周囲はすぐにそれぞれの会話へ戻ったが、視線だけは時折、こちらに向けられている。
「何にする?」
そう言われて、シュンは店内を見回した。
壁の高い位置に木の板が掛けられ、そこに料理名と料金が並んでいる。見慣れない名前も多いが、肉料理らしきものはいくつもあった。
(意外と、普通の食堂だな)
しかも、すべての料理にしっかり値段が書かれている。
客に親切な店らしい。
「……肉が多そうなの、頼みたいな」
「それならこれにしろよ、若鶏のテンポス風煮込み!
絶対にいちばんうまいから」
注文を終えたあと、ライドンが言う。
「エールは飲むか?」
「エールって……酒?ライドン、酒飲むんだ」
「飲むよ 律動師の先輩連中、結構みんな飲むからな」
(感覚が全然違うな)
シュンは一瞬迷ってから、思い切って頷いた。
「……じゃあ、俺も」
料理が来るまでの間、二人は向かい合って腰を落ち着けた。
「で」
ライドンが口を開く。
「何しにテンポスに来た?」
少し間をとって、シュンが答える。
「強くなるため、かな」
ライドンは笑う。
「それおかしいぞ 強くなるなら、すぐ近くのクロニアに行けばいいだろ」
「師匠になってくれる強い律動師がいくらでもいるんじゃないか」
「クロニア……?」
シュンの顔を見て、ライドンが固まった。
「……お前、クロニアも知らないのか?」
「場所も、よく……」
「マジか」
ライドンは頭を掻く。
「じゃあ、いろいろ教える必要があるってことか?」
「頼む。

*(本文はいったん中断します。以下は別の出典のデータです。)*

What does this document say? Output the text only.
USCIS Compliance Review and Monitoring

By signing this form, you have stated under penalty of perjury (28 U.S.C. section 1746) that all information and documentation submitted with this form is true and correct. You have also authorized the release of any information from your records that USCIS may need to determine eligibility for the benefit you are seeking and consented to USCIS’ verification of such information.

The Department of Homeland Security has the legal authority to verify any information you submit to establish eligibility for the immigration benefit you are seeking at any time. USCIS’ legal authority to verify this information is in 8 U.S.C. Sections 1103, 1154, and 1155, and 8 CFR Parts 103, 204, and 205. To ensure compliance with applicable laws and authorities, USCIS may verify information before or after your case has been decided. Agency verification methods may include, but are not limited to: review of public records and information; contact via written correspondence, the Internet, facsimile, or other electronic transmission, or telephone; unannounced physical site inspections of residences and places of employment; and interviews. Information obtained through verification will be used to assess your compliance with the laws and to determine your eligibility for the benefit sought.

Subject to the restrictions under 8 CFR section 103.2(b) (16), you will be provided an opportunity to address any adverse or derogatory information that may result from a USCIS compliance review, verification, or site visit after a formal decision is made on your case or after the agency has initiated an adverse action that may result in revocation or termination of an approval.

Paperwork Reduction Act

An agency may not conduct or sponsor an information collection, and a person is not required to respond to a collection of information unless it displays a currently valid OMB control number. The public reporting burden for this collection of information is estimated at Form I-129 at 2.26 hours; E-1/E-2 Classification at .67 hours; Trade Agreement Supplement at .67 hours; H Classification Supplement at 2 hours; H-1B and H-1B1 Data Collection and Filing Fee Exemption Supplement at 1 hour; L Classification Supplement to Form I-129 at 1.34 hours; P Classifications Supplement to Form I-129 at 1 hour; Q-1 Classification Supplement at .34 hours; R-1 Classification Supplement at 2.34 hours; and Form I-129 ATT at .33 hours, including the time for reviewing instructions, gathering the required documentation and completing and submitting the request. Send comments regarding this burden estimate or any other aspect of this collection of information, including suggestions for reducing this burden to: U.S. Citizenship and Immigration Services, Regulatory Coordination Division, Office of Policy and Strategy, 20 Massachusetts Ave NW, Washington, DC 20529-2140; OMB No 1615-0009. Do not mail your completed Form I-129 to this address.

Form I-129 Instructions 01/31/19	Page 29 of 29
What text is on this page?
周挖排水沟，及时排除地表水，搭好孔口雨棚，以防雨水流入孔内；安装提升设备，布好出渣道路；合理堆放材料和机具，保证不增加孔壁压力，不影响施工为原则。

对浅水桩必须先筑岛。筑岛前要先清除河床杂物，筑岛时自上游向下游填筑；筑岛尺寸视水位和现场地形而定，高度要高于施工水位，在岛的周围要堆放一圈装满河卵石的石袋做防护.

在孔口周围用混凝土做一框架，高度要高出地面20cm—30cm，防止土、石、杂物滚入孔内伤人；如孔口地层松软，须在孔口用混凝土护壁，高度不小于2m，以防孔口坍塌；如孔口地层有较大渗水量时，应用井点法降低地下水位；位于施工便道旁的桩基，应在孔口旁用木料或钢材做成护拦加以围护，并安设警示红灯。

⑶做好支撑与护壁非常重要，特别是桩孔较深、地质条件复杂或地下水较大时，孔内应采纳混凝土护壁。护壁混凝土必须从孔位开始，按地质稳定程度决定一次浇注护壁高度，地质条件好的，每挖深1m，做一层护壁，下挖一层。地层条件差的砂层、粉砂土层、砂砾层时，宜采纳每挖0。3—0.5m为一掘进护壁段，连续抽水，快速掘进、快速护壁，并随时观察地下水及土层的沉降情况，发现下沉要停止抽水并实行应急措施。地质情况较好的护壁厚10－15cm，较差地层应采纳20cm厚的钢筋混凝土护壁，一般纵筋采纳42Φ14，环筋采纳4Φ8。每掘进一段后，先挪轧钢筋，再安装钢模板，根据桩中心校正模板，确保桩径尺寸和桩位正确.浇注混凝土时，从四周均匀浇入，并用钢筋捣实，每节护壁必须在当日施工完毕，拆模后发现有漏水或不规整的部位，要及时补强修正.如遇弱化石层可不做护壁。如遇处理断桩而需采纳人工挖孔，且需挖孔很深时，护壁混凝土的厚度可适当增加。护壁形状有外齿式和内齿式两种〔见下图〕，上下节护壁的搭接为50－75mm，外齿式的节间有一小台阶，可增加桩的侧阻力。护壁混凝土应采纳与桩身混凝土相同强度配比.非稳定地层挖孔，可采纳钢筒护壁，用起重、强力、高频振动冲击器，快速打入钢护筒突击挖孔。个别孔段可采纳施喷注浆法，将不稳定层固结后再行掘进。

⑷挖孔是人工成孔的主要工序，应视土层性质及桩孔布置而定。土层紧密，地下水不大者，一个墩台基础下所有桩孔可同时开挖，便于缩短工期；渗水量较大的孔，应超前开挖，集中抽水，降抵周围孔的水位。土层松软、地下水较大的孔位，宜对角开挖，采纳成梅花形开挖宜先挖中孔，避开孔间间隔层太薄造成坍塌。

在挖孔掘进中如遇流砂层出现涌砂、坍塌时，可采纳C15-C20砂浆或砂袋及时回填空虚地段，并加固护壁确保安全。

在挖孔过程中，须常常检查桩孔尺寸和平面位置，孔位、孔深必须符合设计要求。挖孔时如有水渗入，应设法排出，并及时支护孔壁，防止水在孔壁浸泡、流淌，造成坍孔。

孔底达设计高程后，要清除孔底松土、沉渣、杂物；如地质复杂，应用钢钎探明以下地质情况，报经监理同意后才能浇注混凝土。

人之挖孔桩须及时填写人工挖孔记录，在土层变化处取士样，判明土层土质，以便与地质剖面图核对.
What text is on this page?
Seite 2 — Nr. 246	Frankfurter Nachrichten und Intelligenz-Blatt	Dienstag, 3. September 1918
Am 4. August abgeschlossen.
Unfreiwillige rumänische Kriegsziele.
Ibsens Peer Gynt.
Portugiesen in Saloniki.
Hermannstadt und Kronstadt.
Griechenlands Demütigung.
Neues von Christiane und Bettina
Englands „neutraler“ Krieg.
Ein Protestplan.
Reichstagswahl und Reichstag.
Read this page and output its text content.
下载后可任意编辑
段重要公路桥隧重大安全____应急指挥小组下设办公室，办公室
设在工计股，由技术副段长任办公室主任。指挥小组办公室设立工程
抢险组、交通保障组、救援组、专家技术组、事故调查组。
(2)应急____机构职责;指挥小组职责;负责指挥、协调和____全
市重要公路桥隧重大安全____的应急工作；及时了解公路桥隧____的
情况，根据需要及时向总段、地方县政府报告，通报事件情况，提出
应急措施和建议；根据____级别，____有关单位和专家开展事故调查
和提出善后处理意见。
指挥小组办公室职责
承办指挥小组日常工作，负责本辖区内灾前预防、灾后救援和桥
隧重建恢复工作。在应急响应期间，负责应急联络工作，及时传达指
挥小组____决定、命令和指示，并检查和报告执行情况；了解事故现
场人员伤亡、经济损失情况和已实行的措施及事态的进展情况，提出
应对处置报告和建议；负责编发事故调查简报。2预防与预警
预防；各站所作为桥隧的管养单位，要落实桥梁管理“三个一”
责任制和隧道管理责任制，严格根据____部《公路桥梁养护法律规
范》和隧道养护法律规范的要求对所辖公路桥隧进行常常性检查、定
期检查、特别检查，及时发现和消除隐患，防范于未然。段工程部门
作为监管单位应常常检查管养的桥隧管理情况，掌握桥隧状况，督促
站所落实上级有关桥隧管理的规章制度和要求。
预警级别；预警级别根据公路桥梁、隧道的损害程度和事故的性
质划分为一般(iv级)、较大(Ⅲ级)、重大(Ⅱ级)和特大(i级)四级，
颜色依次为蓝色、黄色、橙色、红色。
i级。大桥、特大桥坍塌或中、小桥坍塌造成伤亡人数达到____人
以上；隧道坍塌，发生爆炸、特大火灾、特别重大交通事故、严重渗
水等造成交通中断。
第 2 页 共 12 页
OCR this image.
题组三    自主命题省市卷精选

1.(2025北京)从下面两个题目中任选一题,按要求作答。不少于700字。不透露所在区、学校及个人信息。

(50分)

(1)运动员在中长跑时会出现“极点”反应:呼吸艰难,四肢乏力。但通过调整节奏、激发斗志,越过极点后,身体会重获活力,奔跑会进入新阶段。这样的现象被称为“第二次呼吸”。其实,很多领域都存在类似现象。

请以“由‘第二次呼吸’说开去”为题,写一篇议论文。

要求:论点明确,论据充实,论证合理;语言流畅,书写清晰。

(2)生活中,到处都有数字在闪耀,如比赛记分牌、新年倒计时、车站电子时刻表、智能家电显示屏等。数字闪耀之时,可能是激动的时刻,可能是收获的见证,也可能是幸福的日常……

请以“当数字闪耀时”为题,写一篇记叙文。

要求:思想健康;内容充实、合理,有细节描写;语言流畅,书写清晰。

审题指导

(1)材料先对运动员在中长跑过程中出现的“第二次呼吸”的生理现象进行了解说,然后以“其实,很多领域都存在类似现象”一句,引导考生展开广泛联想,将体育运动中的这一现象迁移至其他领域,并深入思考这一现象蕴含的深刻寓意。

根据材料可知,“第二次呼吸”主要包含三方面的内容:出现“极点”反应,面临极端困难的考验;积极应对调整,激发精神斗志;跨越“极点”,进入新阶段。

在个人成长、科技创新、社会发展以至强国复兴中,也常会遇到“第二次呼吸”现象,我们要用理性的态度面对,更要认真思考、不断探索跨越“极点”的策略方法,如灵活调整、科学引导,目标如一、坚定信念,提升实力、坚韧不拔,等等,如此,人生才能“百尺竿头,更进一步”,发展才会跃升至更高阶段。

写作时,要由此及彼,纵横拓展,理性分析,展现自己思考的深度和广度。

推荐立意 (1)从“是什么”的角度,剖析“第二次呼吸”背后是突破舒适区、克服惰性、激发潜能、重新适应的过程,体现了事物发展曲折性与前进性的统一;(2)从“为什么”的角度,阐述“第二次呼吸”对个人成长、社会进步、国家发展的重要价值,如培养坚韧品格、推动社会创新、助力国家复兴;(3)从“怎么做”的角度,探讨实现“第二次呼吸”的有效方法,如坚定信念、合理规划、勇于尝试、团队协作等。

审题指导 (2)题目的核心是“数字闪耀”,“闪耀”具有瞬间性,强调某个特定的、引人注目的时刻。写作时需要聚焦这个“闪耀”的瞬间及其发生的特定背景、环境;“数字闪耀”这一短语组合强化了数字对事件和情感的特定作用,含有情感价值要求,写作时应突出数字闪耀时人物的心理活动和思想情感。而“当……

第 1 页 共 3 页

教えてくれ」
その即答に、ライドンは吹き出した。
「俺は逆に、トーキョーに興味出てきたけどな。
こんなに何も知らない奴、初めて会ったぞ」
「でもな…お前、多分テンポスに合ってるよ」
「どうして?」
「本当に、テンポスのことも何も知らないんだな」
ライドンは、店内をぐるりと見回す。
「ここじゃ、ほら みんな、嘘がつけないだろ?」
「……そうなのか」
「お前も律動師の端くれなら、女神様の鼓動は感じるだろ?」
「うん」
シュンは話を合わせた。
「この街の鼓動は独特でさ」
ライドンは指で机を軽く叩く。
「ちょっとした誤魔化しは平気なんだけど、人を騙したり、貶めたりしようとすると――なんて言うか、気持ち悪くなる」
(罪悪感みたいなものかな)
「それが、他の街よりずっと強くなるんだって」
ライドンは肩をすくめた。
「俺はこの街からほとんど出たことないから、比べようがないけどな
だから父ちゃんにも言われてる、テンポス領外は危険だ、って」
その言葉を聞きながら、シュンは静かに息を吐いた。